Personally I think it was a clerical error, or a decison to match ALL the babies they possibly could regardless of LID date, and not Divine Intervention for the “special” families, but what do I know? *shrug*

On the other hand we have people bitching about how THEY didn’t get a referral and that’s NOT FAIR! with all the irritating whininess of consumers jostling in line at the department store at Christmas. “Hey! She cut in liiiine!”

Oy. So I’ve made a quick getaway from the blogs and the lists, though the referral pics were so cute! *sigh* And maybe I’m being unfair in my perceptions of these people. After all, this is a pretty damned emotional time for everyone. This is the biggest thing to happen in our entire lives, you know? I know it is in MINE. But I guess I just want to be a little more philosophical about it.

Here’s the thing: it’s going to happen when it’s meant to. I’m as impatient as everyone else to be a mom and I’ve been waiting a REALLY long time to be one. Years and years. But if we’re skipped in this next batch of referrals and someone after me gets theirs…that’s okay. It only means the child, OUR child, wasn’t ready to be referred yet. We’ve come this far, we can wait a little longer.

Now, here’s something we’re currently preparing ourselves for, a possibility I’m a little less sanguine about…

I saw one baby referred who is two years old. I saw several others who are about one and a half years old. We have to prepare ourselves to be referred a child who is that old. If that happens I will grieve missing her firsts because that’s pretty much a toddler, not a baby anymore. We will have missed her first birthday, her first steps, her first words…and that will make me very, very sad. If she is that old, we have the knowledge that she spent the first one to two years of her life without us, perhaps without anyone to truly attach to, someone to rock her to sleep, to pick her up when she cries.
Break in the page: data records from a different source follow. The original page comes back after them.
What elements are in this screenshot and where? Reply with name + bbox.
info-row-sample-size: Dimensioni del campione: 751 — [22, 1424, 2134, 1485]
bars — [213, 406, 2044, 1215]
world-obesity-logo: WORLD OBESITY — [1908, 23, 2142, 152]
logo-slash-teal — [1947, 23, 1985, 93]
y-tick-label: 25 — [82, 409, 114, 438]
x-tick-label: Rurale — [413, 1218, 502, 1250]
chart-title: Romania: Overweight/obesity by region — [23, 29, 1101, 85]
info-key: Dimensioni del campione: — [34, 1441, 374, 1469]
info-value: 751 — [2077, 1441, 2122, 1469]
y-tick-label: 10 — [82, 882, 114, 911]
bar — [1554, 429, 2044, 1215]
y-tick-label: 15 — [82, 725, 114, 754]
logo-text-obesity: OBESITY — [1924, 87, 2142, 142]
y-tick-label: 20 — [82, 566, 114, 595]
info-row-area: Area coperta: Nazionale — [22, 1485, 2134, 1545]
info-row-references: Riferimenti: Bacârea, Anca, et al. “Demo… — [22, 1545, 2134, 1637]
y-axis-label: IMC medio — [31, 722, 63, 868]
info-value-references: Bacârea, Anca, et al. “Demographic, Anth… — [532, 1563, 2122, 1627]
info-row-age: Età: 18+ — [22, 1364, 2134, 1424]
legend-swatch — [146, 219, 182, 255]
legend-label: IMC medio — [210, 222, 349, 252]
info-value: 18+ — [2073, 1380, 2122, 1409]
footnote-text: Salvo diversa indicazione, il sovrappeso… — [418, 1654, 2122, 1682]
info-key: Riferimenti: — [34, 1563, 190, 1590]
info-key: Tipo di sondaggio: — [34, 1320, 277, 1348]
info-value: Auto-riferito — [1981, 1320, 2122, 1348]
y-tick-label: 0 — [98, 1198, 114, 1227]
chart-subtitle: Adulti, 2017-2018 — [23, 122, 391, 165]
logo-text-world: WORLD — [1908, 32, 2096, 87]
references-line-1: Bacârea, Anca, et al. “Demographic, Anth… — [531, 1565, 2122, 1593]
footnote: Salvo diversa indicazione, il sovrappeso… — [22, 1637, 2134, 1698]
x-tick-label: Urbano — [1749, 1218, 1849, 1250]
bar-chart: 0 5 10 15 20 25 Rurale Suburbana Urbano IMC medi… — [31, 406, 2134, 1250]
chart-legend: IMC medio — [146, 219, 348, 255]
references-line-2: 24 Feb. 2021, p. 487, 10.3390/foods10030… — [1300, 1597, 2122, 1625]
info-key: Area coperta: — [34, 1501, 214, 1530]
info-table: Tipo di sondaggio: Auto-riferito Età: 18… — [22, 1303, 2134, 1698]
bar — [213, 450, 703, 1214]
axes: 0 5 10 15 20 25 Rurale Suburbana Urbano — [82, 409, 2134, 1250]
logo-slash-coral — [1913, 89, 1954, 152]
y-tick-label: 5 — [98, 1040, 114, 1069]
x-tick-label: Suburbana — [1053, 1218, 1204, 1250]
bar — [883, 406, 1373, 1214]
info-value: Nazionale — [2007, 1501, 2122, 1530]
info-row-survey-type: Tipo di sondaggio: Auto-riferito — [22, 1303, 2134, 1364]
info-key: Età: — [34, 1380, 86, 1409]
WHY China waits this long to refer children is an utter mystery to me. By law they can be referred at 6 months and there are enough families out there waiting that this should not be a problem for them. The knowledge that she was there waiting for the entire time WE were waiting will be very, very hard to accept. But right now James and I are preparing ourselves mentally for this possibility.

But, like James said to me this morning, it’s all just fate. And as we grieve the loss of her firsts, we’ll be preparing to make the most of everything else.